DoWhatYouWantToAndShh · 26/08/2021 20:00

[quote Melliferous]@DoWhatYouWantToAndShh, you've taken this all very personally. Do you happen to have a child who likes to be present at adult gatherings? Do you encourage them in this?[/quote]
I've got 3. They rejoice at adult gatherings, one especially delights in showing everyone his Minecraft worlds. Ah the square chickens and pigs. Glorious.

torchh · 26/08/2021 20:00

Lots of lazy actions actually make more work in the long run. Like leaving food to dry onto plates that are pushed under beds.

Still lazy!

torchh · 26/08/2021 20:01

Honestly @DoWhatYouWantToAndShh what's your beef?

GreeboIsMySpiritAnimal · 26/08/2021 20:05

@torchh

Lots of lazy actions actually make more work in the long run. Like leaving food to dry onto plates that are pushed under beds.

Still lazy!

Well that's certainly very true!

SpeakingFranglais · 26/08/2021 20:09

IMO, we need to nurture our children like animals do. The kitten that doesn’t do as it’s told and wanders off? Give it a swipe, Take it by the scruff of its neck, deposit it where mummy cat wants it to be.

In the kitten sleep area.

Your friend needs to follow suit. Nothing wrong with some hard discipline And clear boundaries. I’m shocked at those that think you are a meanie 😂

DoWhatYouWantToAndShh · 26/08/2021 20:13

@torchh

Honestly *@DoWhatYouWantToAndShh* what's your beef?
Not much. Just find it funny all the effective parents who surfboard kids and bark orders while looking down on those who don't as lazy and assume the kids are running riot.

I'm not lazy, my kids aren't my bestest friend, but also I don't declare I'm so great in comparison and squark at 5 year olds while complaining about an 8 year old up until 11pm.

Op should have said after night 1 of stupidity, that she didn't want to sit playing Dobble etc. Instead she's done 3 nights of that crap, whined about how the kid is awful, whined about how shit her friend is as a parent while declaring superiority and questioning my reading comprehension.
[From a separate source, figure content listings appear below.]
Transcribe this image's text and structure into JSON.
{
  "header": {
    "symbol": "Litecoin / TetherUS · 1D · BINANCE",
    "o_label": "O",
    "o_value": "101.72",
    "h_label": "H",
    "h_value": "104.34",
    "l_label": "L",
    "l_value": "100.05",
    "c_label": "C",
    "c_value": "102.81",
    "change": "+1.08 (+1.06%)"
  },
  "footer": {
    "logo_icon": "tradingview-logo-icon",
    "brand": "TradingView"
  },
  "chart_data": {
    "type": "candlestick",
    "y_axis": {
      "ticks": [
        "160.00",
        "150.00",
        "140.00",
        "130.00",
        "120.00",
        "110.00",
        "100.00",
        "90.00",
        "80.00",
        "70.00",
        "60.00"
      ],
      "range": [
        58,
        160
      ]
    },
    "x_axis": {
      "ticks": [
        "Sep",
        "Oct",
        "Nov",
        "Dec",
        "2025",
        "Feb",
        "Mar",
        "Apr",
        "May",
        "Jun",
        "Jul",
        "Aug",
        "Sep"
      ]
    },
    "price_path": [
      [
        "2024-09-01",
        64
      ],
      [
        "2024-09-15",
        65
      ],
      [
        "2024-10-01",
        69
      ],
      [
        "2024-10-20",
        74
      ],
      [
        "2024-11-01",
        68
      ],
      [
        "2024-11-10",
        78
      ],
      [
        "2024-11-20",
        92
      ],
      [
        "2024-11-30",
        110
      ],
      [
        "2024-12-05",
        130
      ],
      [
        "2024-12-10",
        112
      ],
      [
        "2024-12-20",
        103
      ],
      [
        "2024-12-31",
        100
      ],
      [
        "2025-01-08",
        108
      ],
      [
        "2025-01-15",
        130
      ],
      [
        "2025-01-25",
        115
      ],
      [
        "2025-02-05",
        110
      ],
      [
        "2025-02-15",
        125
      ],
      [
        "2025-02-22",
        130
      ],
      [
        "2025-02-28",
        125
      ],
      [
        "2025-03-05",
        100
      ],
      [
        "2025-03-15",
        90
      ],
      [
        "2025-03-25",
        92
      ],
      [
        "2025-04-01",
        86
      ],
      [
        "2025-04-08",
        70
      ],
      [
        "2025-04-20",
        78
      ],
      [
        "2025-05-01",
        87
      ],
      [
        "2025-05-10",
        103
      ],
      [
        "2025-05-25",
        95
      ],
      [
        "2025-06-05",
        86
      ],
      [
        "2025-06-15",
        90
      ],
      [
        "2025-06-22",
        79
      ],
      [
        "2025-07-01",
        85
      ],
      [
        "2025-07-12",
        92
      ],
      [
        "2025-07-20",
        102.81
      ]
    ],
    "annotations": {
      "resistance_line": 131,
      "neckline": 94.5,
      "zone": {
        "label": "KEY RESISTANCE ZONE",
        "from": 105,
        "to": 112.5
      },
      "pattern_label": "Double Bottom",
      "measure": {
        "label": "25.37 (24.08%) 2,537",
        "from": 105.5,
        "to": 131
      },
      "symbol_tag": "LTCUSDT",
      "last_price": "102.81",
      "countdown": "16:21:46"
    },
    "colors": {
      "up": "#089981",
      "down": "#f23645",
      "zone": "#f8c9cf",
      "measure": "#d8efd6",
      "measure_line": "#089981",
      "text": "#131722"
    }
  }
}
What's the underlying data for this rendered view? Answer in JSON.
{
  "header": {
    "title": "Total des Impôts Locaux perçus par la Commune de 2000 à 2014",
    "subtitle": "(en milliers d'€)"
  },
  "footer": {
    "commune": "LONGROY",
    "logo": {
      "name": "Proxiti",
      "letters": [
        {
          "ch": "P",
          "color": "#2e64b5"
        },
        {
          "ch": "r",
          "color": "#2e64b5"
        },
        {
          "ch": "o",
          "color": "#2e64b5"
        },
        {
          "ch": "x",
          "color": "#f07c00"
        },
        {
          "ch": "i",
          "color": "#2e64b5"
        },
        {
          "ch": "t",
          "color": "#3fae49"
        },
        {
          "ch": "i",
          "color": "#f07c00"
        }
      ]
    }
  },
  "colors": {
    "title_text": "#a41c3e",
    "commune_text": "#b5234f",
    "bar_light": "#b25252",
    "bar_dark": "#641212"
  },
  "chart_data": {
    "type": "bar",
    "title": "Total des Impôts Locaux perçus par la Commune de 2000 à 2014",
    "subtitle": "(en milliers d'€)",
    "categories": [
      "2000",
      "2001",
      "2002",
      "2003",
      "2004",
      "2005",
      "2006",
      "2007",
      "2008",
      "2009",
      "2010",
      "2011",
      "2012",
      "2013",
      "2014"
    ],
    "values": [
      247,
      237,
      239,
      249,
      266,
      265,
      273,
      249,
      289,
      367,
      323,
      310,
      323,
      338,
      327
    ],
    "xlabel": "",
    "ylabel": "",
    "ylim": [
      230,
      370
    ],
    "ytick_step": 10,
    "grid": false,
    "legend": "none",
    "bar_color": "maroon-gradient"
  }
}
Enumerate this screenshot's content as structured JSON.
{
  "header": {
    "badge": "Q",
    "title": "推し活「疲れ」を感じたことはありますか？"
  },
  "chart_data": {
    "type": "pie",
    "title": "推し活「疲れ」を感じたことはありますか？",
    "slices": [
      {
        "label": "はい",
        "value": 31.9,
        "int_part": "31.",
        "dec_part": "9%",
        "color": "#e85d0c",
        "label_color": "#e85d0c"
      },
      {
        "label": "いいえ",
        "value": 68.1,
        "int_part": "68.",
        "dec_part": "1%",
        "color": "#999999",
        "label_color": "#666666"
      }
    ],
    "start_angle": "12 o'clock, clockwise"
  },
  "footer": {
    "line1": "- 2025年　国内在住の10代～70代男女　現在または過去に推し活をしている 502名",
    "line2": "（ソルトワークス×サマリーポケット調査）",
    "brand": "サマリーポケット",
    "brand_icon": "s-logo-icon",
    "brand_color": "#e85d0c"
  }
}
The absolute liberty.

Perhaps use your big girl teacher voice OP. Works every other time.
Maybe your pal thinks you don't mind, mainly because, like you claim, you're always telling kids off where you feel they're in the wrong. She prob thinks that because you're happy yelling at her 5 year old to stop flapping at a plate, that you'd tell her 8 year old to knob off.

gindreams · 26/08/2021 20:15

@DoWhatYouWantToAndShh
I m sorry you just appear to be unspeakably ghastly

SDTGisAnEvilWolefGenius · 26/08/2021 20:16

When I was a toddler, @SpeakingFranglais, our cat used stern Cat discipline on me. I was generally reasonably gentle with her, but I was a toddler, and occasionally overstepped her limits - and she would smack me with her paw, with the claws retracted - so a smack not a scratch.

Until one day when I pushed my luck, and she deliberately scratched me with just one claw. I went and cried to mum, who told me I had asked for it, and would be more careful from now on.

I learned my lesson, and was more careful.